Now, the biggest second-order story in the reviews is how the franchise handles endings. Sophie Monks Kaufman at Time Out says it is the first time Jackass induces tears that are not from laughter or disgust. Matt Singer at ScreenCrush describes vulnerabilities as both emotional and physical, while Consequence’s Liz Shannon Miller notes multiple moments where Knoxville and the gang get genuinely emotional about the end of an era, without getting “too bogged down in sentiment.” Even critics who argue about quality still circle back to the same idea: the movie feels like a proper send-off. Tim Grierson at Screen International says it has the feel of a proper send-off, and Liz Shannon Miller adds that Knoxville behaving more cautiously on camera signals it is the right time for the series to wrap things up.

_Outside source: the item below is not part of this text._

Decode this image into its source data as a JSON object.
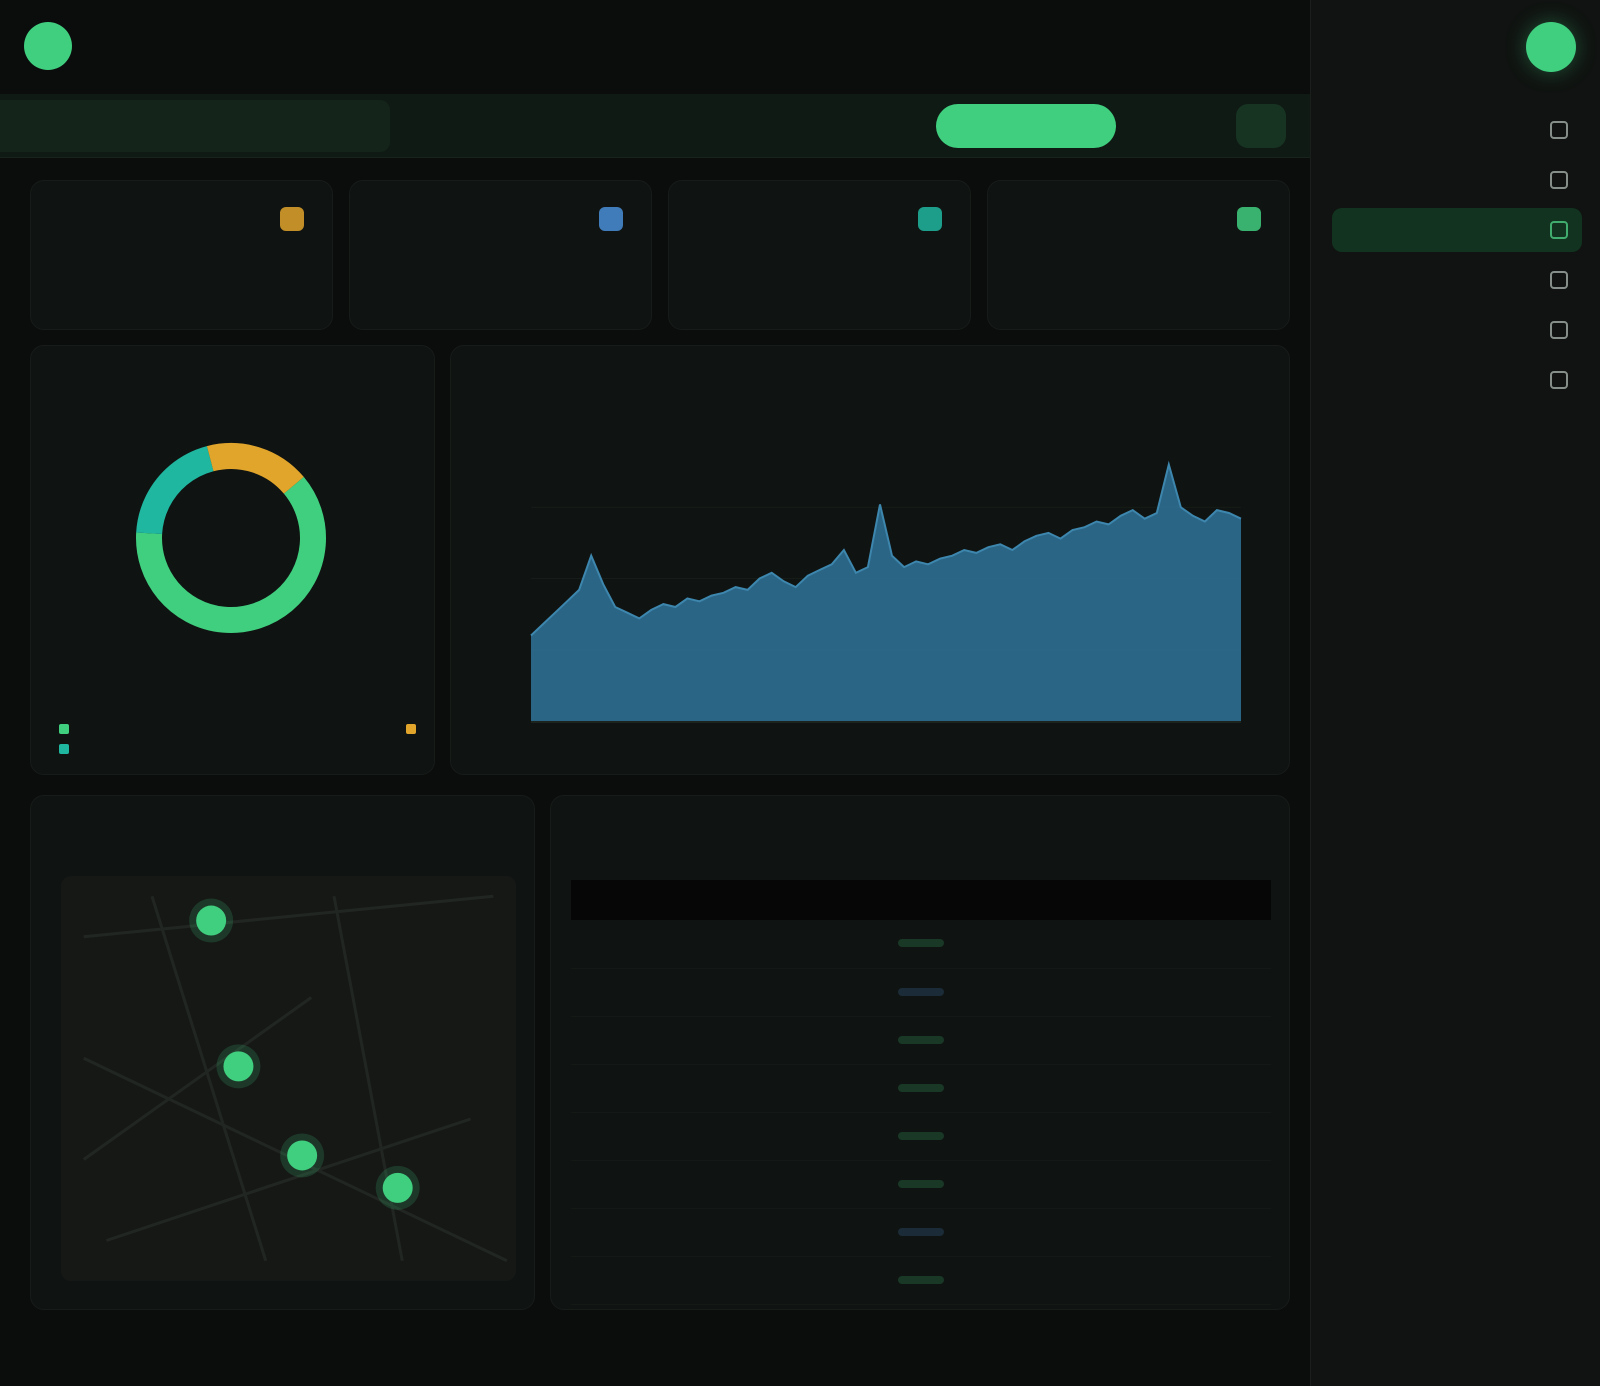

Even the “who wins this entry” conversation has a business-logic flavor. IndieWire says Steve-O “finally fulfills his dream of being the MVP of a Jackass movie.” That matters because it reflects how the franchise is managing legacy roles. You keep the brand’s engine running by distributing the spotlight, not just the stunts. And critics across outlets seem to agree on the framing: Jackass: Best and Last is less about proving it can still shock, and more about letting audiences relive what they loved while delivering a finale that hits differently because it knows it is ending.

For peers tracking how IP-based franchises evolve, the strategic stakes are clear. If you are running a legacy brand, you eventually have to decide whether “final” means “smaller” or “sharper.” The early reviews suggest Best and Last tried for sharper. It uses historical clips and known pranks to meet newcomers where they are, while insisting on enough new content to feel like more than a greatest-hits release. Critics do not call it perfect, but they repeatedly call it the right kind of goodbye. In that tightrope walk, there is a blueprint for how to end with motion instead of memory.